IGGY POP – OPEN UP AND BLEED
By Paul Trynka

 

 

The story of Iggy Pop is a rollercoaster of rock n’ roll, drugs, sex, drugs, more drugs, madness, redemption, more drugs, voodoo, madness, backstabbing, ruthlessness, love and hate and yet more drugs – and Trynka does a very good job here in tying all the elements together chronologically and coherently.

 

Jim Osterberg was an independent, too smart for his own good, kid in middle America in the Cold War fifties, who somehow transformed himself into one of the most iconic figureheads of the alternative rock revolution, embracing the cultural zeitgeist of the 60s whilst completely (overly!) embracing drug culture as much as anyone else.

 

Deliberately sabotaging his own career – and personal life – on several occasions, what Trynka does most completely here is explain how Jim Osterberg and Iggy Pop co-habit the same man’s body and the power struggle that they have been fighting now for 40-something years.

 

For all the tales of drug abuse and depravity, these subjects were better covered in Danny Sugarman’s biography “Wonderland Avenue” – Trynka concentrates more on Iggy’s musical endevours and how the drug abuse and personal degrees of being unhinged affect them, rather than delve too deeply into the many, possibly apocryphal, tales of drug mayhem and bisexuality by which most others set a benchmark.

 

Trynka is a former editor of English music mag MOJO, and he brings a deft hand in not only making sense of Pop/Osterberg’s career, but also successfully intellectualises his problems, battles, abuses and high profile outbursts of violence and betrayal.

 

I confess to having some issues with Trynka’s assessment of Iggy’s body of work – he dismisses albums such as “Instinct” as “mind numbingly dull corporate rock” which seems to completely miss the point of the album’s sound and his collaboration with former Sex Pistol Steve Jones.
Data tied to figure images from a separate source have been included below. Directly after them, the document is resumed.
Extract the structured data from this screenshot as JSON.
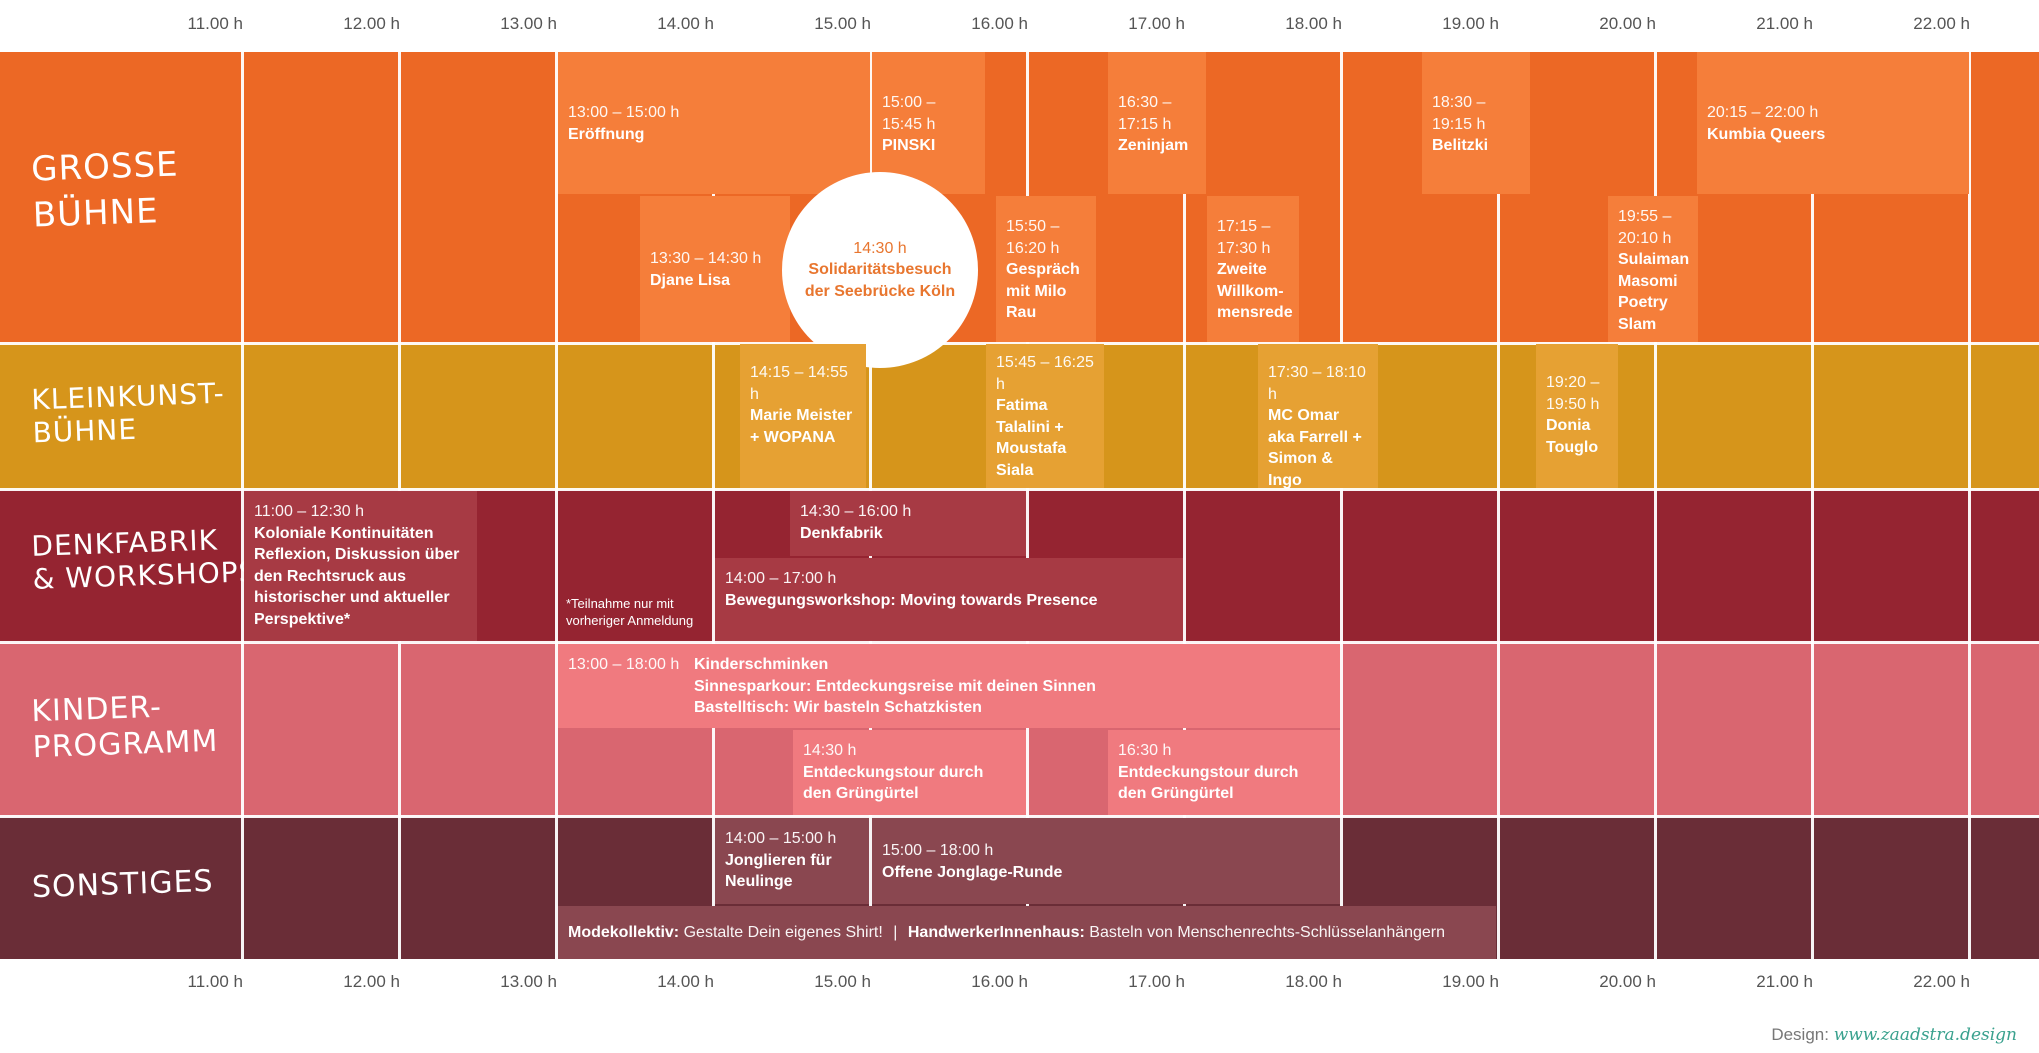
{
  "hours": [
    "11.00 h",
    "12.00 h",
    "13.00 h",
    "14.00 h",
    "15.00 h",
    "16.00 h",
    "17.00 h",
    "18.00 h",
    "19.00 h",
    "20.00 h",
    "21.00 h",
    "22.00 h"
  ],
  "rows": {
    "grosse_buehne": {
      "label_line1": "Grosse",
      "label_line2": "Bühne",
      "color": "#ee6a25"
    },
    "kleinkunst": {
      "label_line1": "Kleinkunst-",
      "label_line2": "Bühne",
      "color": "#d8961c"
    },
    "denkfabrik": {
      "label_line1": "Denkfabrik",
      "label_line2": "& Workshops",
      "color": "#982632"
    },
    "kinder": {
      "label_line1": "Kinder-",
      "label_line2": "Programm",
      "color": "#dc6872"
    },
    "sonstiges": {
      "label_line1": "Sonstiges",
      "label_line2": "",
      "color": "#6b2e38"
    }
  },
  "events": {
    "eroeffnung": {
      "time": "13:00 – 15:00 h",
      "name": "Eröffnung"
    },
    "pinski": {
      "time": "15:00 – 15:45 h",
      "name": "PINSKI"
    },
    "zeninjam": {
      "time": "16:30 – 17:15 h",
      "name": "Zeninjam"
    },
    "belitzki": {
      "time": "18:30 – 19:15 h",
      "name": "Belitzki"
    },
    "kumbia": {
      "time": "20:15 – 22:00 h",
      "name": "Kumbia Queers"
    },
    "djane": {
      "time": "13:30 – 14:30 h",
      "name": "Djane Lisa"
    },
    "seebruecke": {
      "time": "14:30 h",
      "name": "Solidaritätsbesuch der Seebrücke Köln"
    },
    "milo": {
      "time": "15:50 – 16:20 h",
      "name": "Gespräch mit Milo Rau"
    },
    "willkommensrede": {
      "time": "17:15 – 17:30 h",
      "name": "Zweite Willkom-mensrede"
    },
    "sulaiman": {
      "time": "19:55 – 20:10 h",
      "name": "Sulaiman Masomi Poetry Slam"
    },
    "marie": {
      "time": "14:15 – 14:55 h",
      "name": "Marie Meister + WOPANA"
    },
    "fatima": {
      "time": "15:45 – 16:25 h",
      "name": "Fatima Talalini + Moustafa Siala"
    },
    "mcomar": {
      "time": "17:30 – 18:10 h",
      "name": "MC Omar aka Farrell + Simon & Ingo"
    },
    "donia": {
      "time": "19:20 – 19:50 h",
      "name": "Donia Touglo"
    },
    "kolonial": {
      "time": "11:00 – 12:30 h",
      "name": "Koloniale Kontinuitäten Reflexion, Diskussion über den Rechtsruck aus historischer und aktueller Perspektive*"
    },
    "denkfabrik": {
      "time": "14:30 – 16:00 h",
      "name": "Denkfabrik"
    },
    "bewegung": {
      "time": "14:00 – 17:00 h",
      "name": "Bewegungsworkshop: Moving towards Presence"
    },
    "kinder_main": {
      "time": "13:00 – 18:00 h",
      "item1": "Kinderschminken",
      "item2": "Sinnesparkour: Entdeckungsreise mit deinen Sinnen",
      "item3": "Bastelltisch: Wir basteln Schatzkisten"
    },
    "tour1": {
      "time": "14:30 h",
      "name": "Entdeckungstour durch den Grüngürtel"
    },
    "tour2": {
      "time": "16:30 h",
      "name": "Entdeckungstour durch den Grüngürtel"
    },
    "jonglieren": {
      "time": "14:00 – 15:00 h",
      "name": "Jonglieren für Neulinge"
    },
    "jonglage": {
      "time": "15:00 – 18:00 h",
      "name": "Offene Jonglage-Runde"
    },
    "mode": {
      "org1": "Modekollektiv:",
      "text1": "Gestalte Dein eigenes Shirt!",
      "sep": "|",
      "org2": "HandwerkerInnenhaus:",
      "text2": "Basteln von Menschenrechts-Schlüsselanhängern"
    }
  },
  "note": "*Teilnahme nur mit vorheriger Anmeldung",
  "credit": {
    "label": "Design:",
    "url": "www.zaadstra.design"
  }
}
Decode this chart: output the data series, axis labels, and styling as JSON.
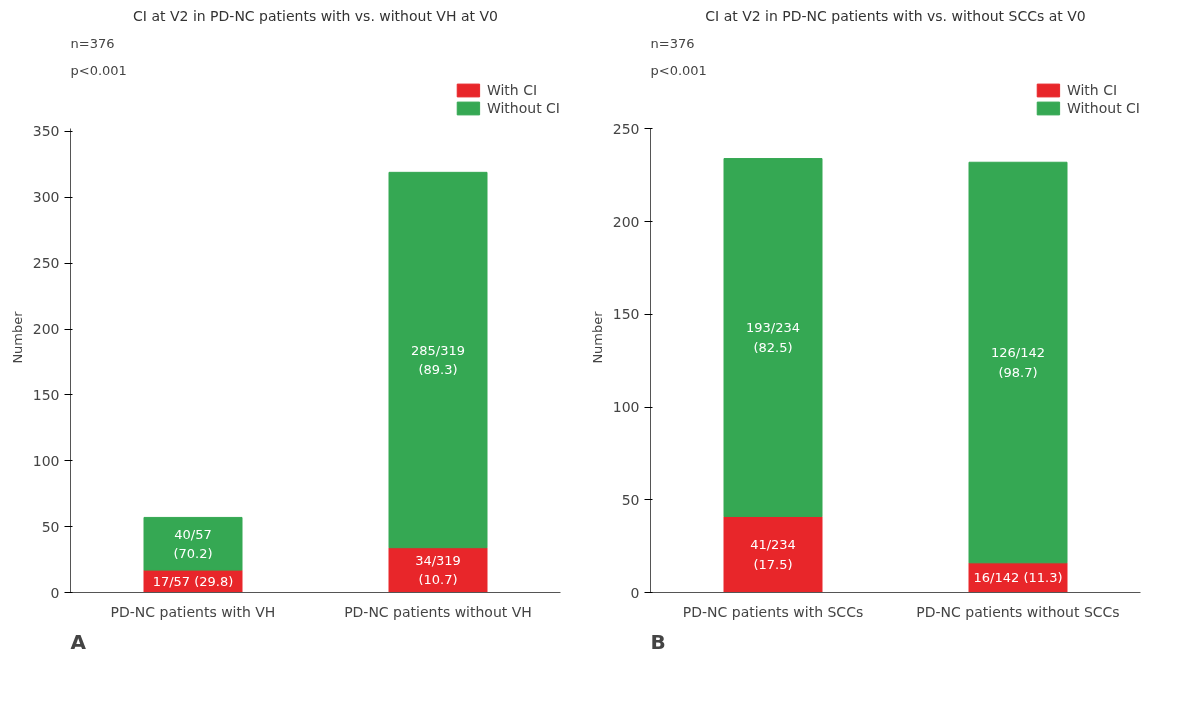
{
  "chart_data": [
    {
      "type": "bar",
      "title": "CI at V2 in PD-NC patients with vs. without VH at V0",
      "ylabel": "Number",
      "categories": [
        "PD-NC patients with VH",
        "PD-NC patients without VH"
      ],
      "stacked": true,
      "ylim": [
        0,
        352
      ],
      "yticks": [
        0,
        50,
        100,
        150,
        200,
        250,
        300,
        350
      ],
      "legend": "top right",
      "grid": false,
      "series": [
        {
          "name": "With CI",
          "color": "#e8262a",
          "values": [
            17,
            34
          ],
          "value_labels": [
            "17/57 (29.8)",
            "34/319\n(10.7)"
          ]
        },
        {
          "name": "Without CI",
          "color": "#35a853",
          "values": [
            40,
            285
          ],
          "value_labels": [
            "40/57\n(70.2)",
            "285/319\n(89.3)"
          ]
        }
      ],
      "annotations": [
        "n=376",
        "p<0.001",
        "A"
      ]
    },
    {
      "type": "bar",
      "title": "CI at V2 in PD-NC patients with vs. without SCCs at V0",
      "ylabel": "Number",
      "categories": [
        "PD-NC patients with SCCs",
        "PD-NC patients without SCCs"
      ],
      "stacked": true,
      "ylim": [
        0,
        250
      ],
      "yticks": [
        0,
        50,
        100,
        150,
        200,
        250
      ],
      "legend": "top right",
      "grid": false,
      "series": [
        {
          "name": "With CI",
          "color": "#e8262a",
          "values": [
            41,
            16
          ],
          "value_labels": [
            "41/234\n(17.5)",
            "16/142 (11.3)"
          ]
        },
        {
          "name": "Without CI",
          "color": "#35a853",
          "values": [
            193,
            216
          ],
          "value_labels": [
            "193/234\n(82.5)",
            "126/142\n(98.7)"
          ]
        }
      ],
      "annotations": [
        "n=376",
        "p<0.001",
        "B"
      ]
    }
  ]
}
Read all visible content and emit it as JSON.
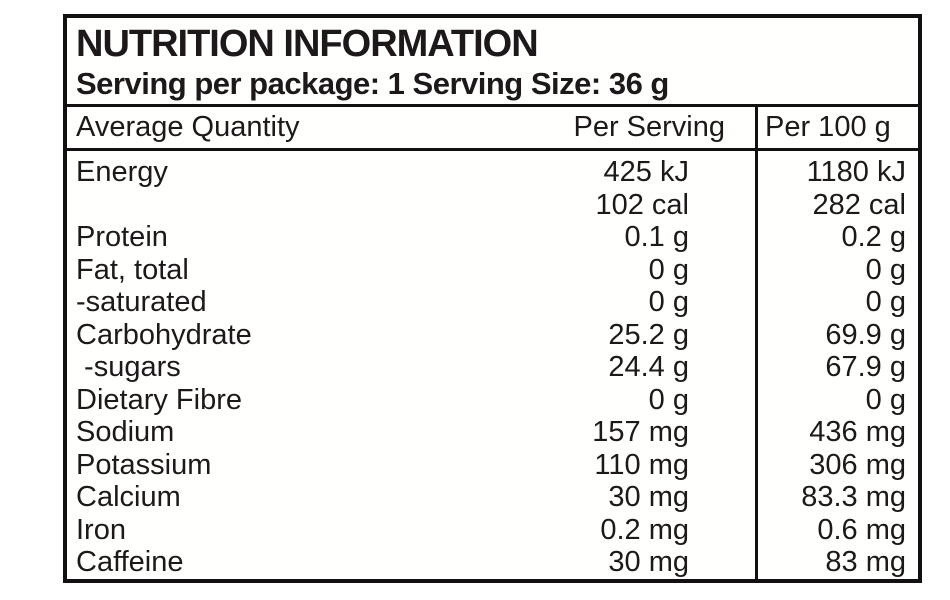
{
  "label": {
    "title": "NUTRITION INFORMATION",
    "subtitle": "Serving per package: 1 Serving Size: 36 g",
    "columns": [
      "Average Quantity",
      "Per Serving",
      "Per 100 g"
    ],
    "rows": [
      {
        "name": "Energy",
        "per_serving": "425 kJ",
        "per_100g": "1180 kJ"
      },
      {
        "name": "",
        "per_serving": "102 cal",
        "per_100g": "282 cal"
      },
      {
        "name": "Protein",
        "per_serving": "0.1 g",
        "per_100g": "0.2 g"
      },
      {
        "name": "Fat, total",
        "per_serving": "0 g",
        "per_100g": "0 g"
      },
      {
        "name": "-saturated",
        "per_serving": "0 g",
        "per_100g": "0 g"
      },
      {
        "name": "Carbohydrate",
        "per_serving": "25.2 g",
        "per_100g": "69.9 g"
      },
      {
        "name": " -sugars",
        "per_serving": "24.4 g",
        "per_100g": "67.9 g"
      },
      {
        "name": "Dietary Fibre",
        "per_serving": "0 g",
        "per_100g": "0 g"
      },
      {
        "name": "Sodium",
        "per_serving": "157 mg",
        "per_100g": "436 mg"
      },
      {
        "name": "Potassium",
        "per_serving": "110 mg",
        "per_100g": "306 mg"
      },
      {
        "name": "Calcium",
        "per_serving": "30 mg",
        "per_100g": "83.3 mg"
      },
      {
        "name": "Iron",
        "per_serving": "0.2 mg",
        "per_100g": "0.6 mg"
      },
      {
        "name": "Caffeine",
        "per_serving": "30 mg",
        "per_100g": "83 mg"
      }
    ],
    "colors": {
      "border": "#131011",
      "text": "#1d191a",
      "background": "#ffffff"
    }
  }
}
Certainly the album didn’t sell brilliantly, and certainly the rock is more base than The Stooges art/drugs hybrid wall of sound, but surely that was the point?

 

His latter day albums are roundly criticised as well – some rightfully so as his songwriting wasn’t always up to scratch, but to dismiss an album or a song because it is heads down rock without a lot of subtlety merely says the author isn’t a rock man, not that the artist has failed.

 

These quibbles aside, this book paints a thoughtful and interesting picture of both Jim Osterberg and Iggy Pop, a solid chronology of the man’s life, and many fascinating insights into the man and his work.